Edge Case 1: Smallest Input

When n = 1, the answer should simply be 1.

This is important because some implementations incorrectly assume multiple digits or mishandle initialization logic. Our algorithm handles this naturally because converting 1 to base-9 produces "1".

Edge Case 2: Power of 9 Transitions

Values such as:

9, 81, 729

are important because they create digit rollovers in base-9:

9   -> 10
81  -> 100
729 -> 1000

These transitions are common sources of off-by-one errors. Since the algorithm uses standard base conversion, the rollover behavior is automatically correct.

Edge Case 3: Large Inputs

The constraint allows values up to:

8 * 10^8

A brute force solution would be far too slow here.
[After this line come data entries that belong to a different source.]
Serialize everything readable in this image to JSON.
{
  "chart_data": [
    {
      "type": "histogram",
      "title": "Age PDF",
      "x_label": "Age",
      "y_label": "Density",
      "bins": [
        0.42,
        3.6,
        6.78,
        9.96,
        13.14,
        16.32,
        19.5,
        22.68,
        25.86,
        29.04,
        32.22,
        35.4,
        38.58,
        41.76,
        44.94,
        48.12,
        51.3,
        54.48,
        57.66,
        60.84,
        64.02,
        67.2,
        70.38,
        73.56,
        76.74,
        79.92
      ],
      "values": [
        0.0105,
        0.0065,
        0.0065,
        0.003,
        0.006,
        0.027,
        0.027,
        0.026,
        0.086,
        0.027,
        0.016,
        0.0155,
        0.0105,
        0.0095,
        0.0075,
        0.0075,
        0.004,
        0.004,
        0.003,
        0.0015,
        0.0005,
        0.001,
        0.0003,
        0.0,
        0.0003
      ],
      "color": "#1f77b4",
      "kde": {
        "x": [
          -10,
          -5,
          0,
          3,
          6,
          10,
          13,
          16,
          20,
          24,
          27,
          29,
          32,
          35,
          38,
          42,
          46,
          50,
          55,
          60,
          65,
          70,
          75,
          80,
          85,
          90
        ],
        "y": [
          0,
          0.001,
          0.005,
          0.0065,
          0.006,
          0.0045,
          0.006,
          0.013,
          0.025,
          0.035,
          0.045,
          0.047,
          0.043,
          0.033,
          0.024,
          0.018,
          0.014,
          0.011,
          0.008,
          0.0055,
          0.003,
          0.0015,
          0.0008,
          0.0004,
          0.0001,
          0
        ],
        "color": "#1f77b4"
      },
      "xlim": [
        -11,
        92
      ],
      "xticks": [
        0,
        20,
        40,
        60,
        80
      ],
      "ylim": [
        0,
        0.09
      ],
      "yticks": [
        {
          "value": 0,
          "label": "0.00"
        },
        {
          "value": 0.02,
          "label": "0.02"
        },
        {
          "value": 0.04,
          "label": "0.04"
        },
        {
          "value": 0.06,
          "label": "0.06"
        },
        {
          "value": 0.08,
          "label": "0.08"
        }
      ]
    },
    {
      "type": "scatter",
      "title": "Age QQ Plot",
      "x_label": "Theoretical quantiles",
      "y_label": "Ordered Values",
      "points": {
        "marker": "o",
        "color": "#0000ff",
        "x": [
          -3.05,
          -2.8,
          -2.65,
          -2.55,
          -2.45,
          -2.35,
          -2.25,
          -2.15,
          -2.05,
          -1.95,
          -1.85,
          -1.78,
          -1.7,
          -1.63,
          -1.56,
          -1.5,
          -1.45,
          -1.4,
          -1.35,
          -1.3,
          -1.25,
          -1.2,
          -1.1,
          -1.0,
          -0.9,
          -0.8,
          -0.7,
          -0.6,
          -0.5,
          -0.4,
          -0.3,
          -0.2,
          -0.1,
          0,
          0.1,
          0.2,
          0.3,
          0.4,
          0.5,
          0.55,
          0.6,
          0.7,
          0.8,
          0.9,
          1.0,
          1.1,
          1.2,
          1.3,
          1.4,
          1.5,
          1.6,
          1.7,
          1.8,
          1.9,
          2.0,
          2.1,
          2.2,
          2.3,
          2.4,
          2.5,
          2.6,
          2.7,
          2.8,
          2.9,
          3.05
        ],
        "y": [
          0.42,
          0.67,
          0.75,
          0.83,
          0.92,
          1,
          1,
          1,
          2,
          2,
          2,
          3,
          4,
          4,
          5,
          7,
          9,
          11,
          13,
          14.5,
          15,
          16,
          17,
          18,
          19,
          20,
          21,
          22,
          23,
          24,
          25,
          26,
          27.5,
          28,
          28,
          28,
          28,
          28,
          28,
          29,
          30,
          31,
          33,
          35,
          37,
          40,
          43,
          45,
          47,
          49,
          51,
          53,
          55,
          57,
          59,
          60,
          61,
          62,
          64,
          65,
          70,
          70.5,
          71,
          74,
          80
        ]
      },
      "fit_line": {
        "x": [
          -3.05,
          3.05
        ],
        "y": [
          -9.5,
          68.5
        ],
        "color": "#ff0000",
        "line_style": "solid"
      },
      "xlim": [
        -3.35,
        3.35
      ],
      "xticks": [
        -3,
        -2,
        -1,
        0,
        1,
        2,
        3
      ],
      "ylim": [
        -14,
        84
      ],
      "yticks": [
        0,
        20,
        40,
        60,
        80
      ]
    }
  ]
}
The optimal solution remains efficient because it only processes the number of base-9 digits, which is very small compared to the magnitude of the input. Even for the maximum input size, the loop executes only around 10 iterations.

Edge Case 4: Avoiding Digit 9 Completely

A buggy implementation might accidentally generate decimal numbers containing 9.

Our method guarantees correctness mathematically because base-9 digits are restricted to:

0 through 8

Therefore, digit 9 can never appear in the final result.